The Green Bay Packers and San Francisco 49ers will meet Sunday in the NFC Championship Game. This will be the second time these two franchises have met with a Super Bowl berth on the line. The first came in the 1997 NFC Championship Game at Candlestick Park in San Francisco and featured a battle between future Hall of Fame quarterbacks Brett Favre and Steve Young.
The Packers were the defending Super Bowl champions, having defeated the Patriots in Super Bowl XXXI the previous season. The 49ers and Packers both finished 13-3 but San Francisco was the top seed in the playoffs and had home field advantage.
Game day arrived and the weather was cold and rainy in the Bay Area. The bad weather was viewed as a positive by the Packers. “When we saw the rain and sloppy field, we said to ourselves ‘This is our weather,’” Packers wide receiver Antonio Freeman told the 1998 Packers Yearbook. “We felt like we were at home.”
The Packers came out aggressively and scored on their first possession of the game. Favre threw the ball to Freeman and Robert Brooks and was aided by a pass interference penalty on 49ers cornerback Rod Woodson. The drive stalled at the San Francisco 2 and the Packers settled for a 19-yard field goal by Ryan Longwell to take a 3-0 lead.
“I think their defensive players were rattled by that first drive,” tackle Ross Verba said after the game. “You could see it in their eyes.”
The turning point of the game came in the second quarter with the score still 3-0 Green Bay. Young had the 49ers moving downfield and they faced a third-and six play inside Packers territory. The lefty quarterback threw for his tight end Brent Jones, but Packers safety Eugene Robinson stepped in front of the pass and intercepted it. Robinson zigged and zagged his way back for 58 yards and gave Green Bay the ball on the San Francisco 28. One play later, Favre found Freeman on a 27-yard touchdown pass and the Packers led 10-0.
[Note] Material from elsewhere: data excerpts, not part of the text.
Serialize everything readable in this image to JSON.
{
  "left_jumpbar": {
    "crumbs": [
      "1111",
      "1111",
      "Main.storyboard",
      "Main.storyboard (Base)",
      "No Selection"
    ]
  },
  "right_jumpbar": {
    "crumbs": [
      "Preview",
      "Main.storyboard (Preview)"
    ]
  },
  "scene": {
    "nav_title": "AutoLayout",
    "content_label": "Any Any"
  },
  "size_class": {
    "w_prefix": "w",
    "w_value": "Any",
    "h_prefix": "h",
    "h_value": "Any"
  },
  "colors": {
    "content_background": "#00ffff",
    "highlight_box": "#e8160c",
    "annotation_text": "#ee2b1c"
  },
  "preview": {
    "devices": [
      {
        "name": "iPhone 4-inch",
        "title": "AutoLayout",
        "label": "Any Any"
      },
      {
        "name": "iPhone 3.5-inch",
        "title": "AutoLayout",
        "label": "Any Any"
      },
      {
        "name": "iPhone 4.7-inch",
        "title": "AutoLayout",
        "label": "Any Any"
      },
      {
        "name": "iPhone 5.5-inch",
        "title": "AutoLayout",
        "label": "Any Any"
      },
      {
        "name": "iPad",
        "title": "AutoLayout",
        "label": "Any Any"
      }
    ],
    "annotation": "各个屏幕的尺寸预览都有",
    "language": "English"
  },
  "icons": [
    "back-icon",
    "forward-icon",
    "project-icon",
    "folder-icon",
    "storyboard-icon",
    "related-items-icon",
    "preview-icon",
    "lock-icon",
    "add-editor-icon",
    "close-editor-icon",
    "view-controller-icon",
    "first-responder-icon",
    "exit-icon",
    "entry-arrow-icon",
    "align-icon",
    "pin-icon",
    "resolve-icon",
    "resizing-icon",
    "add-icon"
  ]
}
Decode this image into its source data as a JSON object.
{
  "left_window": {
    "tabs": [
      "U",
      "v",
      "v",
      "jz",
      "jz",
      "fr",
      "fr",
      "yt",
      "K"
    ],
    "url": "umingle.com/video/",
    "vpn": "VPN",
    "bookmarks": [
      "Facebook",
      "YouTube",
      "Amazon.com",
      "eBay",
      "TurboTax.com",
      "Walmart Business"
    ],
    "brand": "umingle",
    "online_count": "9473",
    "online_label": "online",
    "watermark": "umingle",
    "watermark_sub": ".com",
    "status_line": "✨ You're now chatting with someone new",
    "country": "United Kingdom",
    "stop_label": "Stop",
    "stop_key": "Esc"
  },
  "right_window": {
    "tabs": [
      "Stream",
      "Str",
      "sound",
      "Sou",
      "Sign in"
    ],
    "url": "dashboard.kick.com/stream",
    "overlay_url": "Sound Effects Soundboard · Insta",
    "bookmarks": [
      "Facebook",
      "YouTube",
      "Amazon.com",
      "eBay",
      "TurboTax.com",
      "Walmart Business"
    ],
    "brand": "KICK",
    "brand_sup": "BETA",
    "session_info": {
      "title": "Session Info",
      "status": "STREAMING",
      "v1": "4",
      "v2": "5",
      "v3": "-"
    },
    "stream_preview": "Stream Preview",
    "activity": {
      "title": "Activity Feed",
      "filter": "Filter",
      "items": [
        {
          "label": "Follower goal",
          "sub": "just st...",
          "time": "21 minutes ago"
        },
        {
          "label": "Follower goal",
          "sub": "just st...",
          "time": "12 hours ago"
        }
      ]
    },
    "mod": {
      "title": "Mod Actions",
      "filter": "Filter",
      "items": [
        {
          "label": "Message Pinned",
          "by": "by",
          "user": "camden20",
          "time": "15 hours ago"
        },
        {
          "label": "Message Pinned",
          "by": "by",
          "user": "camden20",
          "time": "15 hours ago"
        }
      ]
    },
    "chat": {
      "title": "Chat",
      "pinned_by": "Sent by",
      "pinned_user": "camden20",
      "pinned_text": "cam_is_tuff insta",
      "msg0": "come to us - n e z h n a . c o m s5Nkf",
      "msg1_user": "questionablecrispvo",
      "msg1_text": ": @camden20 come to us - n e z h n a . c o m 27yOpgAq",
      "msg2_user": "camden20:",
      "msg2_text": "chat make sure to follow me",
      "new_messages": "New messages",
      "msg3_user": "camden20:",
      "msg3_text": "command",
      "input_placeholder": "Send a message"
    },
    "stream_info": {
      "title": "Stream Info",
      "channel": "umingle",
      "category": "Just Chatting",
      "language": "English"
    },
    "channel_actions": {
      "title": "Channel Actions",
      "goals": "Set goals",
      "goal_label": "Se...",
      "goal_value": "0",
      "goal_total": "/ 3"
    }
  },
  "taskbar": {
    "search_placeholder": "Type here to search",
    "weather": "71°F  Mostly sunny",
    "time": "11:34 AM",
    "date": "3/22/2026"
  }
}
“Big, real big,” Packers linebacker Seth Joyner said in the Packers Yearbook. “A momentum shifter for us. Until then it was back and forth, back and forth. That one play broke things open. And then Antonio’s play…I remember the euphoria on the sideline.”
The teams traded field goals and the Packers led 13-3 at the half.
After a scoreless third quarter, the Packers added to their lead with another Longwell field goal, this time from 25-yards out. Then, running back Dorsey Levens put the icing on the cake with a five-yard touchdown run with 3:10 remaining in the game and the Packers led 23-7.
The Green Bay defense swarmed over the usually elusive Young, sacking him four times including a pair of sacks by Keith McKenzie. The Pack held the San Francisco offense without a touchdown. The only time the 49ers reached the end zone was a 95-yard kick return by Chuck Levy just after the Levens touchdown.
The Packers emerged with a 23-10 victory. It was the third straight year the Packers had defeated the 49ers in the playoffs.
Favre finished the game 16-for-27 despite the soggy field conditions for 222 yards and a touchdown. Levens carried the ball 27 times for 114 yards and a touchdown while Freeman led all receivers with 107 yards on four catches.
“We came out with the attitude that they had to adjust to our scheme, rather than us changing it for them,” fullback William Henderson explained after the game. “When we have all our weapons in use like we did today, and Brett is rolling, it’s going to be hard for anyone to stop us.”
The win sent the Packers to Super Bowl XXXII where they fell short in a thrilling 31-24 game with the Denver Broncos.